NASA Map Reveals Massive Carbon Storage of Tropical Forests.


Image via NASA

Tropical forests store an enormous amount of the world's carbon, and it's therefore pretty important that we don't chop them down (deforestation already accounts for 15-20% of the world's carbon emissions -- and that we know where they are, and how much carbon they absorb. NASA released this image of where that carbon gets sucked down, replete with interesting data like this:


The map reveals that in the early 2000s, forests in the 75 tropical countries studied contained 247 billion tons of carbon. For perspective, about 10 billion tons of carbon is released annually to the atmosphere from combined fossil fuel burning and land use changes.

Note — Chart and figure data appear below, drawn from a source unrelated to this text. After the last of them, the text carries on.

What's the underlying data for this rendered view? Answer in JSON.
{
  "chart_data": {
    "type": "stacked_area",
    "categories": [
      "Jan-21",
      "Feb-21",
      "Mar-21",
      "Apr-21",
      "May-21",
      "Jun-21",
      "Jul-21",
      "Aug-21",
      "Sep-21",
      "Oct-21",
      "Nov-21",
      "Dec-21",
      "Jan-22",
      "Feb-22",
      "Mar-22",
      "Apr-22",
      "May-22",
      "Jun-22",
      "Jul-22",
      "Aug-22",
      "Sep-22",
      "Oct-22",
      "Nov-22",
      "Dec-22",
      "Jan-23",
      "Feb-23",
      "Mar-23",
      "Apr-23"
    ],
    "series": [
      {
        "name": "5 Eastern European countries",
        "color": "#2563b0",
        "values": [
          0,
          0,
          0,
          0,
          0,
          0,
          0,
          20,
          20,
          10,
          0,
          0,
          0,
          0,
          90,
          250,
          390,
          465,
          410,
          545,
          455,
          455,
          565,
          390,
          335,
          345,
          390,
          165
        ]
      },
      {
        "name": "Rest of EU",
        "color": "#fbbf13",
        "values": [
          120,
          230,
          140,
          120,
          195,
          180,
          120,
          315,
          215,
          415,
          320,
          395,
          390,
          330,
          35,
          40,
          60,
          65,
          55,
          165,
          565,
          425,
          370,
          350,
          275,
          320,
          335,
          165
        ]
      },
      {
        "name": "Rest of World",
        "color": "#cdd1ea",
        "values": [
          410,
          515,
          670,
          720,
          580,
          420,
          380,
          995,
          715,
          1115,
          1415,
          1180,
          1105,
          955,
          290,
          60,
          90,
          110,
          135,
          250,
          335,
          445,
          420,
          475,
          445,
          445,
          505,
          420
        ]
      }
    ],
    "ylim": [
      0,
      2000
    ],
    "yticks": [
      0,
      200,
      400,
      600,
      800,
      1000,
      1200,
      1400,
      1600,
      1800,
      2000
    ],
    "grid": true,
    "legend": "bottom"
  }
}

The researchers found that forests in Latin America hold 49 percent of the carbon in the world's tropical forests. For example, Brazil's carbon stock alone, at 61 billion tons, almost equals all of the carbon stock in sub-Saharan Africa, at 62 billion tons.,"
Plowing through those forests would be nothing short of devastating to the world's climate system -- and yet, that's exactly what we're doing. If we continue consuming forests at the rate we have been over the last 40 years, kiss much of those carbon strongholds goodbye.
Reports from Brazil oscillate between good and bad years regarding Amazon deforestation -- this is a bad one, so far -- but the trend is only going one way: less trees. We're going to need to see more novel thinking like the partnership between Norway and Guyana, which has agreed to protect its trees in exchange for investment from the Scandinavian nation, if we're going to succeed in preserving one of the world's most important resources.